As we need height of tree is $6$, and we have seven distinct number. Other than root node we have $2$ option at each level either node is left node or right node only.

Therefore, total number of BSTs $= 1\times2\times2\times2\times2\times2\times2 =1\times2^6=1\times64=64$ Answer.

Can you explain in formal way or alternative way, please?

Answer 1

I think the best way to go is to prove a more general property by induction.

Let $P(n)$ be: The number of ways in which $n$ numbers $x_1<x_2<\dots<x_n$ can be inserted in an empty binary search tree, such that the resulting tree has height $n-1$ is $2^{n-1}$

$P(1)$ is easy to prove.

Assume that $P(n)$ hold for some $n$ and show that $P(n+1)$ is true. small hint:

To do this notice that the root can only be $x_1$ or $x_{n+1}$, then apply the induction hypothesis and it should give you $P(n+1)$.

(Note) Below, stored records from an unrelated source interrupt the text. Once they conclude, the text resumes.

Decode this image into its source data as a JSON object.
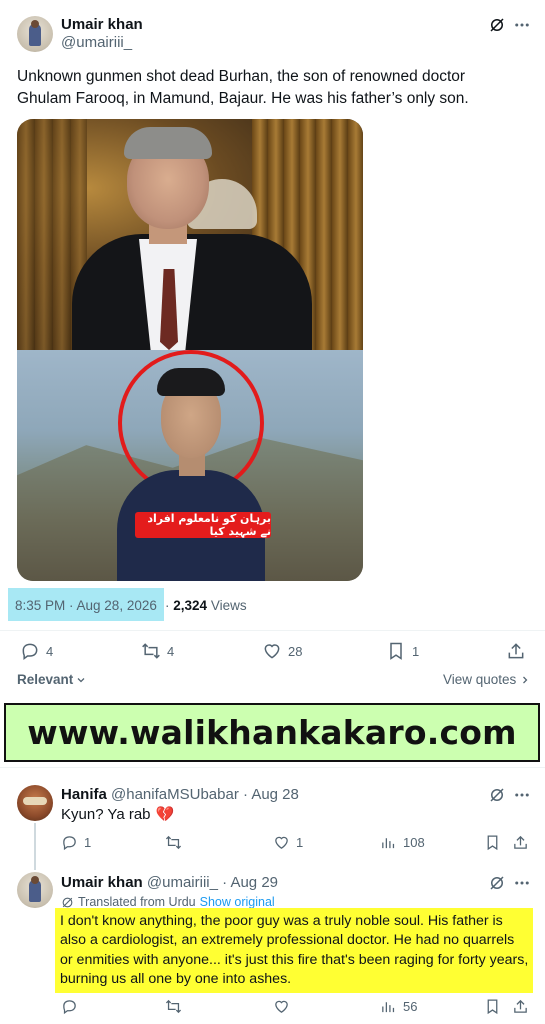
{
  "post": {
    "author_name": "Umair khan",
    "author_handle": "@umairiii_",
    "text": "Unknown gunmen shot dead Burhan, the son of renowned doctor Ghulam Farooq, in Mamund, Bajaur. He was his father’s only son.",
    "image_caption_urdu": "برہان کو نامعلوم افراد نے شہید کیا",
    "timestamp": "8:35 PM · Aug 28, 2026",
    "views_count": "2,324",
    "views_label": "Views",
    "replies": "4",
    "reposts": "4",
    "likes": "28",
    "bookmarks": "1"
  },
  "sort": {
    "label": "Relevant",
    "view_quotes": "View quotes"
  },
  "banner": {
    "text": "www.walikhankakaro.com",
    "background": "#ccffb0"
  },
  "replies": [
    {
      "author_name": "Hanifa",
      "author_handle": "@hanifaMSUbabar",
      "date": "· Aug 28",
      "text": "Kyun? Ya rab",
      "emoji": "💔",
      "replies": "1",
      "likes": "1",
      "views": "108"
    },
    {
      "author_name": "Umair khan",
      "author_handle": "@umairiii_",
      "date": "· Aug 29",
      "translated_label": "Translated from Urdu",
      "show_original": "Show original",
      "text": "I don't know anything, the poor guy was a truly noble soul. His father is also a cardiologist, an extremely professional doctor. He had no quarrels or enmities with anyone... it's just this fire that's been raging for forty years, burning us all one by one into ashes.",
      "views": "56"
    }
  ],
  "colors": {
    "accent": "#1d9bf0",
    "muted": "#536471",
    "timestamp_highlight": "#a8e8f4",
    "reply_highlight": "#ffff33",
    "broken_heart": "#e0245e"
  },
  "icons": [
    "grok-icon",
    "more-icon",
    "reply-icon",
    "repost-icon",
    "like-icon",
    "bookmark-icon",
    "share-icon",
    "views-icon",
    "translate-icon",
    "chevron-down-icon",
    "chevron-right-icon"
  ]
}
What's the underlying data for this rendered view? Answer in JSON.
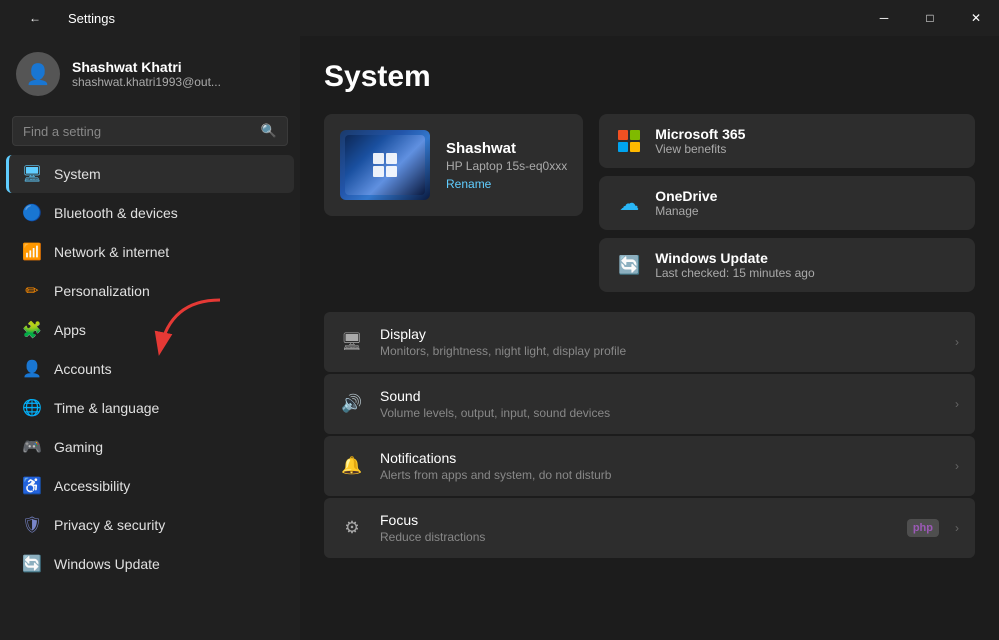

Then to prove your statement you use $P(7)$.

I hope it helps.

Answer 2

You get the maximum height $h=6$ with $7$ nodes, at degenerate cases, that is when the numbers inserted are in ascending or descending order. So, only the insertion orders $(1,2,3,4,5,6,7)$ and $(7,6,5,4,3,2,1)$ will give height $6$. So the answer is $2$.